BONDA Natsunosuke is a 26-year-old professional baseball player. He’s a left-handed middle relief pitcher, an unglamorous position that rarely leads to stardom. He earns a mere 18 million yen per year (US$160,000). That sounds like a lot of money to the average Japanese but it’s hardly enough to provide for a comfortable retirement, given that he’ll be lucky to play 10 more years. And since he joined the pros right out of high school he has no career prospects outside of baseball.
Thus it’s understandable that Natsunosuke is rather obsessed with money: how much he makes, how much other players make, and what he needs to do to make more.
Natsunosuke is, in fact, something of a lovable nebbish, earnest and hardworking but capable of being his own worst enemy. For example he sometimes psychs himself out when pitching against a player who makes more money that he does.
On the other hand he’s clearly talented and clever. When he gets in the groove and doesn’t get in his own way he can pull off some impressive feats.

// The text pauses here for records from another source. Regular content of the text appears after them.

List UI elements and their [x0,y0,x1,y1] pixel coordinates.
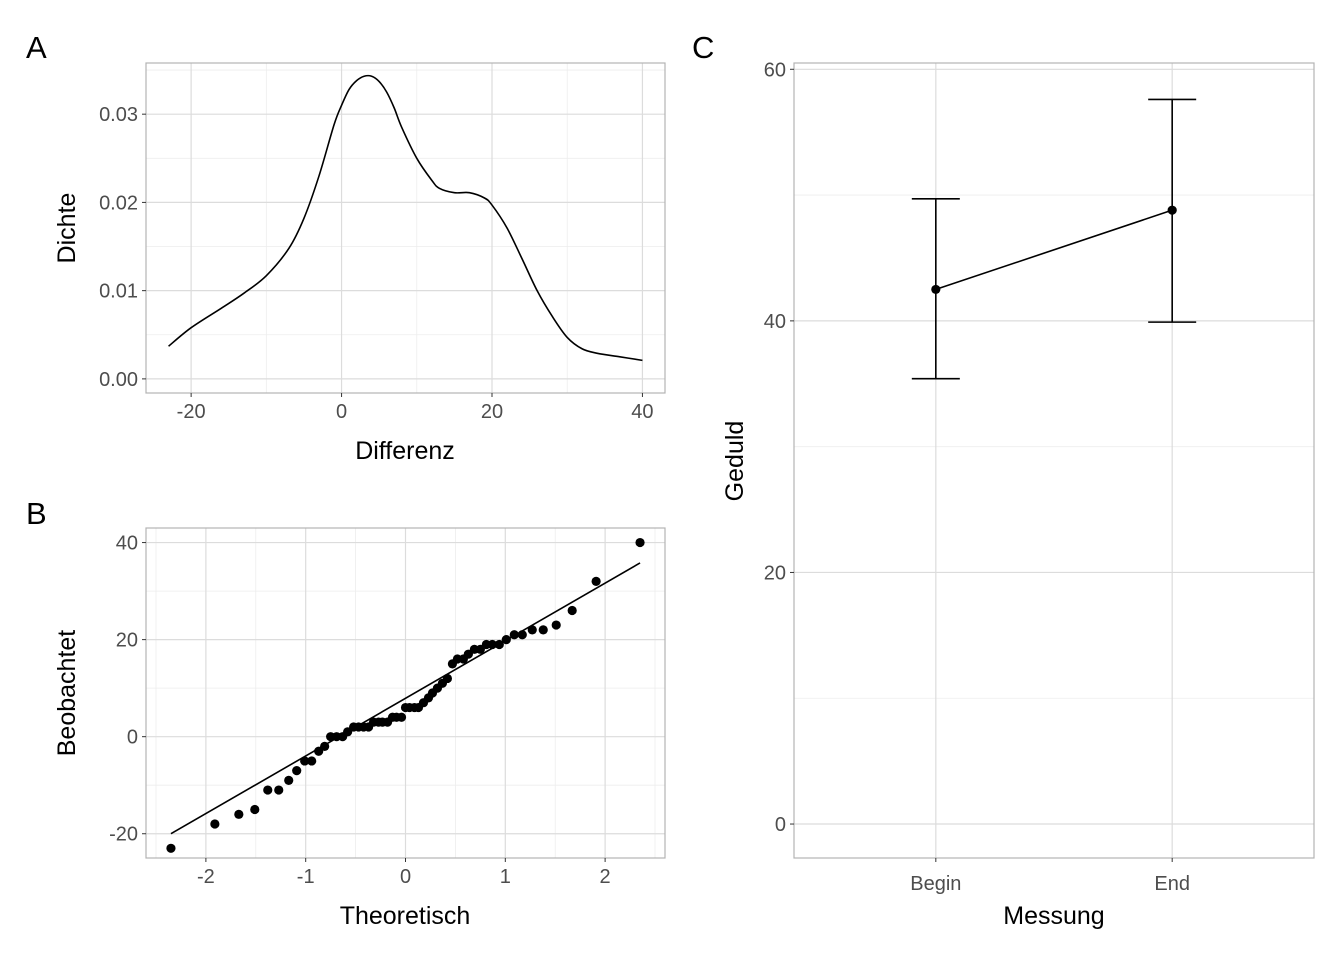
panel-a-data [168,74,643,362]
qq-reference-line [170,562,641,835]
panel-c-x-tick-label: Begin [910,873,961,895]
panel-b-x-tick-label: 0 [400,866,411,888]
density-curve [168,74,643,362]
panel-a-x-tick-label: 20 [481,401,503,423]
panel-c-y-tick-label: 40 [764,311,786,333]
panel-b-y-tick-label: 0 [127,727,138,749]
panel-c-ticks: 0 20 40 60 Begin End [764,59,1190,895]
panel-a-x-tick-label: -20 [177,401,206,423]
mean-point [1167,205,1177,215]
qq-point [538,625,548,635]
qq-point [300,756,310,766]
qq-point [494,639,504,650]
panel-c-x-title: Messung [1003,902,1104,930]
panel-c-border [793,62,1315,859]
panel-b-y-title: Beobachtet [53,630,81,757]
qq-point [567,605,577,616]
qq-point [442,673,453,684]
qq-point [487,639,497,650]
panel-b-y-tick-label: 40 [116,533,138,555]
panel-a-y-tick-label: 0.02 [99,192,138,214]
panel-c-y-tick-label: 60 [764,59,786,81]
qq-point [307,756,317,766]
qq-point [591,576,601,586]
mean-line [935,209,1173,291]
panel-c-y-title: Geduld [721,421,749,502]
qq-point [396,712,407,722]
panel-b-x-title: Theoretisch [340,902,471,930]
qq-point [274,785,284,795]
qq-point [292,766,302,776]
panel-a-y-tick-label: 0.03 [99,104,138,126]
panel-a-ticks: -20 0 20 40 0.00 0.01 0.02 0.03 [99,104,653,423]
panel-c-grid [794,63,1314,858]
panel-a-tag: A [26,30,47,65]
qq-point [501,635,511,645]
panel-c-data [911,98,1197,380]
panel-a-x-tick-label: 0 [336,401,347,423]
panel-a-y-title: Dichte [53,193,81,264]
panel-a-grid [146,63,665,393]
panel-a-x-title: Differenz [355,437,455,465]
panel-b-y-tick-label: 20 [116,630,138,652]
panel-c-y-tick-label: 0 [775,814,786,836]
panel-b-x-tick-label: 1 [500,866,511,888]
qq-point [284,775,294,785]
panel-a-density: A -20 0 20 40 0.00 0.01 0.02 0.03 Differenz Dic… [26,30,666,465]
panel-b-x-tick-label: -2 [197,866,215,888]
qq-point [635,537,645,548]
qq-point [263,785,273,795]
panel-c-y-tick-label: 20 [764,562,786,584]
panel-b-x-tick-label: 2 [600,866,611,888]
panel-a-border [145,62,666,394]
qq-point [250,804,260,815]
panel-a-y-tick-label: 0.00 [99,369,138,391]
panel-b-qq: B -2 -1 0 1 2 -20 0 20 40 Theoretisch Beobachtet [26,496,666,930]
mean-point [931,284,941,295]
qq-point [210,819,220,829]
qq-point [320,741,330,751]
panel-a-y-tick-label: 0.01 [99,281,138,303]
panel-a-x-tick-label: 40 [631,401,653,423]
qq-point [551,620,561,630]
panel-b-x-tick-label: -1 [297,866,315,888]
panel-b-tag: B [26,496,47,531]
qq-point [527,625,537,635]
qq-point [166,843,176,853]
panel-b-data [166,537,645,853]
panel-b-grid [146,528,665,858]
panel-b-y-tick-label: -20 [109,824,138,846]
panel-c-x-tick-label: End [1154,873,1190,895]
panel-c-errorbar: C 0 20 40 60 Begin End Messung Geduld [692,30,1315,930]
panel-b-ticks: -2 -1 0 1 2 -20 0 20 40 [109,533,611,888]
qq-point [509,630,519,640]
panel-c-tag: C [692,30,714,65]
qq-point [234,809,244,819]
qq-point [517,630,527,640]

Natsunosuke plays for the “Jingu Spiders.” All of the pro teams in this series have funny-sounding names that clearly map to the names of real Japanese professional baseball teams. The “Jingu Spiders” represent the Tokyo Swallows, who play at the Meiji Jingu Stadium near the center of the city. Their arch-rivals the “Osaka Tempters” are the Hanshin Tigers.
Natsunosuke’s closest friend is Tokunaga, formerly a pitcher for the Spiders. Now at age 35 he’s working as a color commentator for a local radio station at a small fraction of his former salary. He actually seems happy enough but for Natsunosuke he is a constant reminder of what will happen to him if he doesn’t make it big.
Tokunaga is the Spiders’ pitching coach, a gruff man who recognizes Natsunosuke’s potential but also notes his psychological weaknesses.
The Spiders’ manager Tanabe is less analytical but seems to have a lot of faith in Natsunosuke.
Of course the suits in the front office are a bunch of soulless weasels.
Natsunosuke has a terrible crush on Yuki, a pretty waitress at a cheap restaurant that he frequents. He is too shy to ask her out or even engage her in a real conversation. Yuki hardly notices him, assuming that he is just another low-level salaryman.
Yuki is in fact a fanatical baseball fan, devoted to the Tempters. She is vaguely aware that the much-hated Spiders have a pitcher named Bonda, but she never connects him with the ordinary-looking man who comes in regularly and always orders the karaage rice. To her, professional baseball players are larger-than-life characters who would never be encountered in real life.
I’m hoping to see additional seasons of this anime. It’s based on a long-running seinen manga and the anime seems to have done pretty well, especially for a non-fantasy human interest story.